The bug was discovered around ten days ago by a member of Google’s security analysts team Project Zero, and after investigation, it appears that it has been in existence since September 2016.  ‘Cloudbleed’, as it has since been named (similar to the Heartbleed bug back in 2014), has been leaking chunks of server memory into webpages. In essence, if you have visited a website affected by Cloudbleed, it is possible some of your data has been breached. The Register describes Cloudbleed as "sitting down at a restaurant, supposedly at a clean table, and in addition to being handed a menu, you're also handed the contents of the previous diner's wallet or purse." Cloudfare has now fully explained the exact causes in a blog post.

 

Am I at risk?

Cloudflare host many popular and well known sites including (to name a few at random) Uber, OKCupid, Fitbit, TFL (Transport for London), Bitpay, Yelp, Curse.com (which includes other curse sites including Minecraftforum.net), bitshare.com, greenwichmeantime.com, opencart.com, runnersworld.com, whatismyip.com, xbmc.org. Although there is no official comprehensive list of affected websites, a Github user has posted a list of sites believed to be compromised, revealing that up to 4,287,625 sites may be at risk.

The good news is that once discovered, the flaw was sealed very quickly. However, it is likely that your data could have been trawled during the six months it was active. At its height, which is estimated to have been between February 13th to the 18th 2017, Cloudflare state that 1 in every 3,300,000 HTTP requests through Cloudflare potentially resulted in memory leakage.

Tavis Ormandy, from Google Project Zero wrote in an advisory: “I’ve informed Cloudflare what I’m working on. I’m finding private messages from major dating sites, full messages from a well-known chat service, frames from adult video sites, hotel bookings […] We’re talking full https requests, client IP addresses, full responses, cookies, passwords, keys, data, everything.”

What now?

Due to the nature of the breach, it is effectively impossible to confirm whose data has been compromised, so a standard precaution is to change your passwords for all of these sites. If you re-use passwords for sites, as many of us do because we can’t remember different passwords for each and every site we visit, then it is strongly advised that you change ALL of your passwords.

Every month, we seem to be struck with a new breach and have to change passwords as a result. One recommended way to protect yourself even more is to use long passwords. Complex passwords are good, but long passwords are better. The longer the password, the stronger it is (although if it is made up of known words it can be easy to crack).
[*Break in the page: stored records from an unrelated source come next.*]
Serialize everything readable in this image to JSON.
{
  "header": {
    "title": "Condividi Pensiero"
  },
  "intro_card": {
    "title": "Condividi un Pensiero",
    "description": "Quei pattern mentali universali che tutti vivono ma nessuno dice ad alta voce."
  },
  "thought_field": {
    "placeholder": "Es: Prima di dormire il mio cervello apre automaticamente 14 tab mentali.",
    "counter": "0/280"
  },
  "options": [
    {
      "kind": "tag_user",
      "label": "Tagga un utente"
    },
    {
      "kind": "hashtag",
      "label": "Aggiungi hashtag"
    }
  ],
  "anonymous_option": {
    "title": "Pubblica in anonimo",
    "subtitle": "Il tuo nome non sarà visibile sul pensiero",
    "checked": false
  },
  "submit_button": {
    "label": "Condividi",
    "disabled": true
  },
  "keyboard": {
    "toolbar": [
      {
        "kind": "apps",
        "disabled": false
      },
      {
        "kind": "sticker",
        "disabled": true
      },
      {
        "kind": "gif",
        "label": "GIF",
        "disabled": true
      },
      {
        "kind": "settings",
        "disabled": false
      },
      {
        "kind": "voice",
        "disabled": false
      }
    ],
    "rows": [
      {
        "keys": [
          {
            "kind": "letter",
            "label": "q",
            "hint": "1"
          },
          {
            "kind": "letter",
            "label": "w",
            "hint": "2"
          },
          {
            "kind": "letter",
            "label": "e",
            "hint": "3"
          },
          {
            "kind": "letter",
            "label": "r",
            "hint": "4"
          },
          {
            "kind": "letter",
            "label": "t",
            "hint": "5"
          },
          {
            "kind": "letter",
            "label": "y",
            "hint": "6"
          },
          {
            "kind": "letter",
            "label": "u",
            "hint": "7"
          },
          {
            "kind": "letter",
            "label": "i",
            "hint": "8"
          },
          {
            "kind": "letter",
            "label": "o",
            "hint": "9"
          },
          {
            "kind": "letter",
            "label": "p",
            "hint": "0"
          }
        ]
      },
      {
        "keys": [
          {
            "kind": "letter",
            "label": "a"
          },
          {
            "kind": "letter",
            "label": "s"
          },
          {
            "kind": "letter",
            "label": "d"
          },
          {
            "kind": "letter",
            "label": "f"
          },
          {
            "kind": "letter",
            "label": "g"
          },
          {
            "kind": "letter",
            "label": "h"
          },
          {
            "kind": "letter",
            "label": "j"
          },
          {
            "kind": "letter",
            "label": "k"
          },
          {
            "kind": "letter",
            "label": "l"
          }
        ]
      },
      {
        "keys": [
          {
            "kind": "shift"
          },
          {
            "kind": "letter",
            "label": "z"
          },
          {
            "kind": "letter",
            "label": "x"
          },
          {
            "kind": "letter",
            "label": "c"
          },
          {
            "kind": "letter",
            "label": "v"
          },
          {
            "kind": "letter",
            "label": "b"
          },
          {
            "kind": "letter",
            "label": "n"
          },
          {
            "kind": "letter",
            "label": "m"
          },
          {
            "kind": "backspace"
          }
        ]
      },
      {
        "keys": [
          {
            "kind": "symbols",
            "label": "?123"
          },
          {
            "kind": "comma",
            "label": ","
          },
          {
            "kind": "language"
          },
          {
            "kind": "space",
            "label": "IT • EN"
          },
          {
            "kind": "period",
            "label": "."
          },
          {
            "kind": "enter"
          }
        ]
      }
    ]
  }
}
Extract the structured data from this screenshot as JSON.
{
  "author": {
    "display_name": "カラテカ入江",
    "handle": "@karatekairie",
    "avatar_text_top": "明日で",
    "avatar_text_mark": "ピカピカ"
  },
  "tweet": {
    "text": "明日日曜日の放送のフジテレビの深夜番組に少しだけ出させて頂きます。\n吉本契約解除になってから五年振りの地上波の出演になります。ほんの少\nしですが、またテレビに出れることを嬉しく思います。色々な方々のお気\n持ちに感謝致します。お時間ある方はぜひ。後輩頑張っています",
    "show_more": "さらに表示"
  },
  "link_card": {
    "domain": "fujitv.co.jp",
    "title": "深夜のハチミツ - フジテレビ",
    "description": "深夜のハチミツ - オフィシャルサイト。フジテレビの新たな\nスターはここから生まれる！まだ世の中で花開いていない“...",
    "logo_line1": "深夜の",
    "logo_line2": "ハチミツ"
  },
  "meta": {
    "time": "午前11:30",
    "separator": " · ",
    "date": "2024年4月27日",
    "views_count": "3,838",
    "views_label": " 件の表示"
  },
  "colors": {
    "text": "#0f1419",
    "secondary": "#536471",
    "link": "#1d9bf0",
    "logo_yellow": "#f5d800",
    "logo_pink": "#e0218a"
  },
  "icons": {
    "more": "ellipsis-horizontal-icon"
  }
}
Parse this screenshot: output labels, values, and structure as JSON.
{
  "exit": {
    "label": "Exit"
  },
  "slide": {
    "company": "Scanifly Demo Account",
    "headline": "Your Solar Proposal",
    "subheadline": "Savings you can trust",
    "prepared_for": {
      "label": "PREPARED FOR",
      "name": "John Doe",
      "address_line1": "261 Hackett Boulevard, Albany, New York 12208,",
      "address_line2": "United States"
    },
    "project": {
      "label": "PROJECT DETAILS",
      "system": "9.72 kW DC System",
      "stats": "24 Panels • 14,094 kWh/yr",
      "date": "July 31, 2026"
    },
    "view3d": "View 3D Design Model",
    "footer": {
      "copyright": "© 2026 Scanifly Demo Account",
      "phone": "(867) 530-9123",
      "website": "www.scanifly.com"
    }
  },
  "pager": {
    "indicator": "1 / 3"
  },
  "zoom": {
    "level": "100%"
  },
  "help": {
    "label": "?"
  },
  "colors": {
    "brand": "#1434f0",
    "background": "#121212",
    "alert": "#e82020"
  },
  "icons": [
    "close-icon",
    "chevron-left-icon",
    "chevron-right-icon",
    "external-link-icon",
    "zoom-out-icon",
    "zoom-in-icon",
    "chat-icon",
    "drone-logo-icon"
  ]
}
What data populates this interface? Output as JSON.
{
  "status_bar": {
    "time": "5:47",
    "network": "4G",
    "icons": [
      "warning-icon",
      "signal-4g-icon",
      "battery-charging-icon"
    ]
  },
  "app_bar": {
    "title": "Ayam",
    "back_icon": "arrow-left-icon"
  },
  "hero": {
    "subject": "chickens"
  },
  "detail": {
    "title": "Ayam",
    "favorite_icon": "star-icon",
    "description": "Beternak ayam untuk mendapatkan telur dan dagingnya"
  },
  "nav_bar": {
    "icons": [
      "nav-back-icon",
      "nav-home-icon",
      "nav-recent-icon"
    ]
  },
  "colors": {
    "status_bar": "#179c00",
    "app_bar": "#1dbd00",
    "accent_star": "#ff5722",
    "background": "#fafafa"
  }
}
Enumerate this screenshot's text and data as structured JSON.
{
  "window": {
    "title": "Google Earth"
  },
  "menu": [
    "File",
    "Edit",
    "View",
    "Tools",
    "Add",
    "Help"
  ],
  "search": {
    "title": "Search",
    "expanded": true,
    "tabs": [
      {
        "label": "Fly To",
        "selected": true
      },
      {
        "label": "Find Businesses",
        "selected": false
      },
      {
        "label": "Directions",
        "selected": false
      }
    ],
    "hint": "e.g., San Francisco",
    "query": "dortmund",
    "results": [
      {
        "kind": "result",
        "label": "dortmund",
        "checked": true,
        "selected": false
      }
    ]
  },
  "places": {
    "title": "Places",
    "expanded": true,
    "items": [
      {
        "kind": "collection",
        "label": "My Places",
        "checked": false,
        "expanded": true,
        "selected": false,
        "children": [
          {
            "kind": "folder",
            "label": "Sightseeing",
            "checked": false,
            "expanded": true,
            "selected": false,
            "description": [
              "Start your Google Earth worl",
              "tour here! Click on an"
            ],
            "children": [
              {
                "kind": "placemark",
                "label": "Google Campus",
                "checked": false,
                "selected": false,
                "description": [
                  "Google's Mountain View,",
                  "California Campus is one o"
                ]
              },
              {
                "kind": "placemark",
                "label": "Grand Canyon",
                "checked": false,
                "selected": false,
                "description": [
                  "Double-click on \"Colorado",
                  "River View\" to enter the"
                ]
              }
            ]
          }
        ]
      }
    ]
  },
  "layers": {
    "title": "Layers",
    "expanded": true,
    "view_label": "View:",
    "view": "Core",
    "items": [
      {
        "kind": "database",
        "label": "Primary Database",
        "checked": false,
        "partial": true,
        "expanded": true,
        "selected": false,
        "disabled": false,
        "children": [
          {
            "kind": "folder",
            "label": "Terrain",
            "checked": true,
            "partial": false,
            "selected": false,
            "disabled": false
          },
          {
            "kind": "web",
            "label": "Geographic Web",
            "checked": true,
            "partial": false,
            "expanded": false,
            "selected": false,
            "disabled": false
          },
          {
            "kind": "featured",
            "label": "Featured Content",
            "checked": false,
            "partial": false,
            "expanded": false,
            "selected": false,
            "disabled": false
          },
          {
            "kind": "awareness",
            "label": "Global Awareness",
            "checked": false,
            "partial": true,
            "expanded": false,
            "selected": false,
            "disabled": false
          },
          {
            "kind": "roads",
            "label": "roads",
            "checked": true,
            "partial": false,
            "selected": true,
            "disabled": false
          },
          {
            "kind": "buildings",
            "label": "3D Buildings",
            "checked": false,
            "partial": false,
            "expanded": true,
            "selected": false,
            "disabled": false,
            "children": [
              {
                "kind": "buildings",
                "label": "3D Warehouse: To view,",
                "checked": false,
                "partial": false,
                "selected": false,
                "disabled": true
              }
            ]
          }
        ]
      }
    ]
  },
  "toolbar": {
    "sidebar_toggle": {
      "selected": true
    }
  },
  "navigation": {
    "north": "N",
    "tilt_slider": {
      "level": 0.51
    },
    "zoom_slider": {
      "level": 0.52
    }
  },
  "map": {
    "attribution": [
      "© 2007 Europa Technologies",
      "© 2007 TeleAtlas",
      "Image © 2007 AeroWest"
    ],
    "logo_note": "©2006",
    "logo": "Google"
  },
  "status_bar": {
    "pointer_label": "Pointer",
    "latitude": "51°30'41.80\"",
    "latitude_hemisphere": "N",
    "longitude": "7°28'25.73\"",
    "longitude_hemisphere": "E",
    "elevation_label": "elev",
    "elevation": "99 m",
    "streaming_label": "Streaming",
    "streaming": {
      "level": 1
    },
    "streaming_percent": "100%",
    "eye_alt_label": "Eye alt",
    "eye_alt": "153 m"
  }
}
A password manager may be a helpful idea if you struggle to remember them, as even though they are being targeted daily, password management sites are among the most secure. They use very strong encryption and provide multi-factor authentication tools which are stronger still. When using a password manager, you can assign a different password for each site and have the manager generate a strong password which matches your requirements. Passwords of 12 characters and above which consist of random characters take an inordinate amount of time to crack and are pretty inviolable for even the professional cracker. By using a password manager, you have to remember only the one password. Needless to say, this should be both long and complex.